前立腺がんとは

  • 前立腺がんになる人が増え、罹患数は男性のがんで1位になった。
  • 罹患数の割に死亡数は少なく、早期発見と適切な治療で治る人も多い。

前立腺がんは、男性の生殖器である前立腺に発生するがんです。前立腺は膀胱の下に位置し、前立腺の中を膀胱から伸びる尿道が貫いています。精液の一部となる前立腺液を分泌する臓器ですが、弛緩・収縮することで排尿や射精をコントロールする役割も果たしています。前立腺の組織は、中心域、移行域、辺縁域(へんえんいき)に分けられます。前立腺がんは、どこからでも発生する可能性がありますが、多くは辺縁域から発生します。(図1,2)

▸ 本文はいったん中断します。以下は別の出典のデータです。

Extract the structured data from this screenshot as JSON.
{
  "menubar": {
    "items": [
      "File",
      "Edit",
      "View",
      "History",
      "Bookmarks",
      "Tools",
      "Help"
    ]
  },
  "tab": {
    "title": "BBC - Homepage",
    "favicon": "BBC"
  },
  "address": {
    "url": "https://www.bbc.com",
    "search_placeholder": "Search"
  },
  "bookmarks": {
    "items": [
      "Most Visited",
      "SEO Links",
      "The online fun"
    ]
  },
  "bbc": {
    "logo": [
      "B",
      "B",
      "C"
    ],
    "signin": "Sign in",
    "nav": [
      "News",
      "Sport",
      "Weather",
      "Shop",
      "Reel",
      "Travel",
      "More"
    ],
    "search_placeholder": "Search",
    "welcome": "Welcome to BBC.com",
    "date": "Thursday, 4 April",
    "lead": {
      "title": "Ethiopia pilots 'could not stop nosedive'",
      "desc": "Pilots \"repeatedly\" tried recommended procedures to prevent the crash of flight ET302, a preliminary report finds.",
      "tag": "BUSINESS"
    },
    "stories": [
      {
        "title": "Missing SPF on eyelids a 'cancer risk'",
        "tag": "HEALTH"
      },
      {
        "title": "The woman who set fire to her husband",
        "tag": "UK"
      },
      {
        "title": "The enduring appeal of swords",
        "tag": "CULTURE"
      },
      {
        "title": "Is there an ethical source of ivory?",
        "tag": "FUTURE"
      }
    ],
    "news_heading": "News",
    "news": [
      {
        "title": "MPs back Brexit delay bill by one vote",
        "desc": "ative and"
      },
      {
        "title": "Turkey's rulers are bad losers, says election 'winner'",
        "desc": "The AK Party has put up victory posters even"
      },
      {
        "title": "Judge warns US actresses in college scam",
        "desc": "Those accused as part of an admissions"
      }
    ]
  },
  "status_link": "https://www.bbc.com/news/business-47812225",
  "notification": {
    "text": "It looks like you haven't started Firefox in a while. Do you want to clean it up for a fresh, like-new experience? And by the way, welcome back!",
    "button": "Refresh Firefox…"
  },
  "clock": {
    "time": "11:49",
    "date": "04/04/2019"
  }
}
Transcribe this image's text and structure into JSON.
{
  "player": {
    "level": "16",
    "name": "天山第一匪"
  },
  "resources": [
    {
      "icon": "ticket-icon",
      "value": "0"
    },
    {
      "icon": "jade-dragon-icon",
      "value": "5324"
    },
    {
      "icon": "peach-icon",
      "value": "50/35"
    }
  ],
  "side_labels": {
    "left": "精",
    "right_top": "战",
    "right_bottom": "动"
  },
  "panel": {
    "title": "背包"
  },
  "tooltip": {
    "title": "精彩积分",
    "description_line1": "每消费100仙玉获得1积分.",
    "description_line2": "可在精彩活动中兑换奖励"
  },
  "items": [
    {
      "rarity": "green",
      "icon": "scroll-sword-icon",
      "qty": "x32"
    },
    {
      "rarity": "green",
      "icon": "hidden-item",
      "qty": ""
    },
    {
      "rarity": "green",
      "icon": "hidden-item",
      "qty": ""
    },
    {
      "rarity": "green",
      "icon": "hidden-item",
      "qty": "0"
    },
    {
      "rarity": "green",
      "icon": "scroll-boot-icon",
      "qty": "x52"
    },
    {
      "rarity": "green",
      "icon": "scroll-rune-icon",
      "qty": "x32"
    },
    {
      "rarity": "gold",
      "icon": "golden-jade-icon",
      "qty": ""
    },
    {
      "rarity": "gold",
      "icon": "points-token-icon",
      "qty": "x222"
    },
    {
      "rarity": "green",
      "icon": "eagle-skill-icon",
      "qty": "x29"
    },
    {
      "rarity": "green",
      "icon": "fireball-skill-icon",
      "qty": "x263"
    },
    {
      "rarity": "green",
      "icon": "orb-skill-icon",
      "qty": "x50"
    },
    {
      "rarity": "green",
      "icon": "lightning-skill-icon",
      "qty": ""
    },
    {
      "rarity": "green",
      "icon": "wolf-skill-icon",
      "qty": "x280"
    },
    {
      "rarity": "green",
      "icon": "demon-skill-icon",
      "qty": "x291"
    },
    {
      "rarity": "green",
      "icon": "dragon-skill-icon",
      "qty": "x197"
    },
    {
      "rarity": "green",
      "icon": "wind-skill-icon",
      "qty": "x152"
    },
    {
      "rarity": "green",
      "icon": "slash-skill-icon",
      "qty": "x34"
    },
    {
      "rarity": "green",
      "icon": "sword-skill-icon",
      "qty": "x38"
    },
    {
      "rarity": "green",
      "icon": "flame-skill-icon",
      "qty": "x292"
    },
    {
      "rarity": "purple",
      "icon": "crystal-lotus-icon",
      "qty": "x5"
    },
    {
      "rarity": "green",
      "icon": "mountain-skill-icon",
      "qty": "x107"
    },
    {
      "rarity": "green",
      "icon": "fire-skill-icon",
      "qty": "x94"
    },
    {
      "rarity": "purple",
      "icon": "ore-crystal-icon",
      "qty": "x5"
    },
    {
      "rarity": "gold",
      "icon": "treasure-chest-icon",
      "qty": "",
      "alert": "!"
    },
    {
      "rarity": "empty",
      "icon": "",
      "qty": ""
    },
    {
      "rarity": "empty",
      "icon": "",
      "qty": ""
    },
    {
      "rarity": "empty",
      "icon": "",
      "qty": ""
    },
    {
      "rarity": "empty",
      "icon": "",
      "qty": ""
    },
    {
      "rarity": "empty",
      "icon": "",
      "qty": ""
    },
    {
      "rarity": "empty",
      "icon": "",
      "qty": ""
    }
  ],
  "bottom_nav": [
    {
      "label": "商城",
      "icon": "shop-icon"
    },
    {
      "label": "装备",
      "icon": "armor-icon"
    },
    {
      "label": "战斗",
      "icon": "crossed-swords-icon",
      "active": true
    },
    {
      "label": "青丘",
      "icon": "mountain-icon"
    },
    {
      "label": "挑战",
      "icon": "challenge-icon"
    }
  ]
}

かつては、欧米では発生頻度が高いものの、日本では比較的少ないと言われていました。しかし、近年では、わが国でも前立腺がんが急増しています。国立がん研究センターによる推計では、2015年には胃がんを抜き、9万8400人で、男性のがんの罹患数で第1位になっています。前立腺がんによる死亡数(2013年)は、肺がん、胃がん、大腸がん、肝臓がん、膵臓がんに次いで第6位です(人口動態統計によるがん死亡データ)。

がん種別の5年相対生存率(2003~2005年診断例)は、93.8%です(地域がん登録によるがん生存データ)。罹患数は増えていますが、早期に発見して適切な治療を行うことで、治る人が多いがんだといえます。(図3,4)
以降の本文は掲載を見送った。